Terdapat beberapa istilah merek yang biasa digunakan, yang pertama merek dagang adalah merek yang digunakan pada barang yang diperdagangkan oleh seseorang atau beberapa orang secara bersama-sama atau badan hukum untuk membedakan dengan barang-barang sejenis lainnya. Merek jasa yaitu merek yang digunakan pada jasa yang diperdagangkan oleh seseorang atau beberapa orang secara bersama-sama atau badan hukum untuk membedakan dengan jasa-jasa sejenis lainnya.
Merek kolektif adalah merek yang digunakan pada barang atau jasa dengan karakteristik yang sama yang diperdagangkan oleh beberapa orang atau badan hukum secara bersama-sama untuk membedakan dengan barang atau jasa sejenis lainnya.

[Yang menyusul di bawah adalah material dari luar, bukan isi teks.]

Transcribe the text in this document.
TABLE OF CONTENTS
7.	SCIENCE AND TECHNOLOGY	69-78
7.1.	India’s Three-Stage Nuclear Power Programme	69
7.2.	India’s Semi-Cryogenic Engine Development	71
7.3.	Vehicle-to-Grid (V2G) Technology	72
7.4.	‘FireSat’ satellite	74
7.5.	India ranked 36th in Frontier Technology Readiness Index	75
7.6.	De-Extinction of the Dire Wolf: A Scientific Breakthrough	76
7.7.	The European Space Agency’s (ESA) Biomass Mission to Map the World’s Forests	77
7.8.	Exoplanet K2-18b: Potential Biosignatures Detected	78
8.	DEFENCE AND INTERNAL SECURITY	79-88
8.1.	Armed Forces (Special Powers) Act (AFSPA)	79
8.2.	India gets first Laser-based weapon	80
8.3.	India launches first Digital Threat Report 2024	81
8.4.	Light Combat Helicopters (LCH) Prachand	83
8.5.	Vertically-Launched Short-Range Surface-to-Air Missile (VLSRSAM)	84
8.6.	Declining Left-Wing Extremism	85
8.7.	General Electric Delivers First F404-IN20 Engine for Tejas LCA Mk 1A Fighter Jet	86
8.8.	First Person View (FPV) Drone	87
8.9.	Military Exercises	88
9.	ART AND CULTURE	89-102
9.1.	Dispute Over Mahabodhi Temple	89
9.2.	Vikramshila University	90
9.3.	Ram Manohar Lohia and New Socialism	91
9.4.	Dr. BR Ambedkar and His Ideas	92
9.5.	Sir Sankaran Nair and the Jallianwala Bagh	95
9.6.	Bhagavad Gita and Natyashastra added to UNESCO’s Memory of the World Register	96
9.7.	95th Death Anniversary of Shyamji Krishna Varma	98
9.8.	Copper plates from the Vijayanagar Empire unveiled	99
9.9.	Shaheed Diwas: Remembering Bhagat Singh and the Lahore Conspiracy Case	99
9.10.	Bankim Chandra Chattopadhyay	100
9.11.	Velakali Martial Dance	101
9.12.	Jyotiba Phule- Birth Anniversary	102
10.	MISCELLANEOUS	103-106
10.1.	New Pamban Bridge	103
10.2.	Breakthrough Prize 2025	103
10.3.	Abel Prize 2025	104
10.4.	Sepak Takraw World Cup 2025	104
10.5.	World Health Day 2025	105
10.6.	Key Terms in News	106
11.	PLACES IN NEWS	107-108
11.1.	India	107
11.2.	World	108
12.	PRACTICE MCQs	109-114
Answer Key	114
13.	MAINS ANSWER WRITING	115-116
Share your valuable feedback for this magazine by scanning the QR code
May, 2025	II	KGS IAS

Hak atas merek adalah hak khusus yang diberikan negara kepada pemilik merek yang terdaftar dalam Daftar Umum Merek untuk jangka waktu tertentu, menggunakan sendiri merek tersebut atau memberi izin kepada seseorang atau beberapa orang secara bersama-sama atau badan hukum untuk menggunakannya.
Desain Industri
Berdasarkan Undang-Undang Nomor 31 Tahun 2000 Pasal 1 Ayat 1 Tentang Desain Industri, bahwa desain industri adalah suatu kreasi tentang bentuk, konfigurasi, atau komposisi garis atau warna, atau garis dan warna, atau gabungan daripadanya yang berbentuk tiga dimensi atau dua dimensi yang memberikan kesan estetis dan dapat diwujudkan dalam pola tiga dimensi atau dua dimensi serta dapat dipakai untuk menghasilkan suatu produk, barang, komoditas industri, atau kerajinan tangan.
Rahasia Dagang
Menurut Undang-Undang Nomor 30 Tahun 2000 Tentang Rahasia Dagang bahwa, Rahasia Dagang adalah informasi yang tidak diketahui oleh umum di bidang teknologi dan/atau bisnis, mempunyai nilai ekonomi karena berguna dalam kegiatan usaha, dan dijaga kerahasiaannya oleh pemilik Rahasia Dagang.